Harvest yield from 9 cuts were (kg) ; 16.6; 14.2; 14.0; 15.4; 18.4; 15.0; 14.6; 18.2; 22.8.
Calculation of Potential Max Yield
Highest yield from strip harvest = 22.8 kg
Average output per hill = 22.8/300 = 0.076 kg
Total number of hills per ha = 98000
Estimated potential maximum yield from plot = 0.076 x 9800 = 7.45 ton per ha
Likewise a yield estimate from the 15 m strip can be deduced from average yield of the 9 cuts: 16.57 kg. Yield estimate from 15 m strip is 5.4 ton per ha
Actual Crop Yield From Plot
Total mill weight of harvest from the whole test plot was 1300 kg. Actual yield from the 0.34 ha test plot is therefore 3.82 ton per ha. It is to be noted that a significant portion of crop yield could not be accounted for due to factors such removal of mature plants for various analytical studies, removal of mature plants for displays at seminars and talks, as well as crop loss from harvester malfunction at the start of harvest.

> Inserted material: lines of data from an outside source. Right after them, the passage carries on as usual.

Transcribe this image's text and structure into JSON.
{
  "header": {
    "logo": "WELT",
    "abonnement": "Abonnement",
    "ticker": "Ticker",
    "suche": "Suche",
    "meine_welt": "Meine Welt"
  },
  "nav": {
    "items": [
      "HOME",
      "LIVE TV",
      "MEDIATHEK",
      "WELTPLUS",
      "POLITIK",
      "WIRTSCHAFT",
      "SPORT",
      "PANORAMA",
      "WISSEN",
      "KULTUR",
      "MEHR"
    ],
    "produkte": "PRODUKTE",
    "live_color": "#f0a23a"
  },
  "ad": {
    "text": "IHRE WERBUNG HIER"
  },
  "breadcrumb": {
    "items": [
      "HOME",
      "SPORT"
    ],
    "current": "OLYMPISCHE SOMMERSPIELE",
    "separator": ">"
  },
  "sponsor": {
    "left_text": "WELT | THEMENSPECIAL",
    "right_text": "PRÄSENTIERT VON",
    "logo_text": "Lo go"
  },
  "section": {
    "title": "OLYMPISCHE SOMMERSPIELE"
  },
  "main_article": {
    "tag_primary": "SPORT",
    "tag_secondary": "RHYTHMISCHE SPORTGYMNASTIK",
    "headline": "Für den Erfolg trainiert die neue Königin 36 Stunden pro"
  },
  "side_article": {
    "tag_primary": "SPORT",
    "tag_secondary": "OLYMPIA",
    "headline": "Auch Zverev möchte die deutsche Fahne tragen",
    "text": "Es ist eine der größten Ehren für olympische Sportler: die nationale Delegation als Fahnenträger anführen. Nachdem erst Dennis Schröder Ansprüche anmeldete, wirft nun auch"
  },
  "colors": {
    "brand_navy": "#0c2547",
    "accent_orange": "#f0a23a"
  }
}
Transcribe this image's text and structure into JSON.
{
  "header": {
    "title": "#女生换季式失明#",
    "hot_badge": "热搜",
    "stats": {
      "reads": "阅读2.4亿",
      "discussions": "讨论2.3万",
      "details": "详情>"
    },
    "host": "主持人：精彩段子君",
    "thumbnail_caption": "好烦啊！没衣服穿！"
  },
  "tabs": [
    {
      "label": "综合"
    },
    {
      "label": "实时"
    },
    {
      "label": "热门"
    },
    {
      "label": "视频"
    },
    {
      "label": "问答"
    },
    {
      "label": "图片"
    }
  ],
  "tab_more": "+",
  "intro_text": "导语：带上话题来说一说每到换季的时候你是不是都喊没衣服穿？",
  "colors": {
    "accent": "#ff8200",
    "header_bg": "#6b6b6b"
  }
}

- Crop performance variability within strip was very marked. There was a 40% difference in yield between the highest yield in strip harvest and the lowest yield
- Potential maximum yield for the crop is estimated at 7.45 ton per ha.
A high variability in crop performance existed within the test plot, as is evidenced from the estimated yield potential of 7.45 ton per ha as opposed to actual yield of 3.82 ton per ha. Even within the 15-meter strip picked for the harvest test an estimated 40% variability existed. The high variability was contributed, firstly, by plot not being level; and secondly, not having the organic fertilizer evenly distributed. It is imperative that potential variability within a rice field be minimized especially when planting rice using SRI method (*).
* Steps to be taken for next crop on same piece of land will be discussed in ensuing write-up.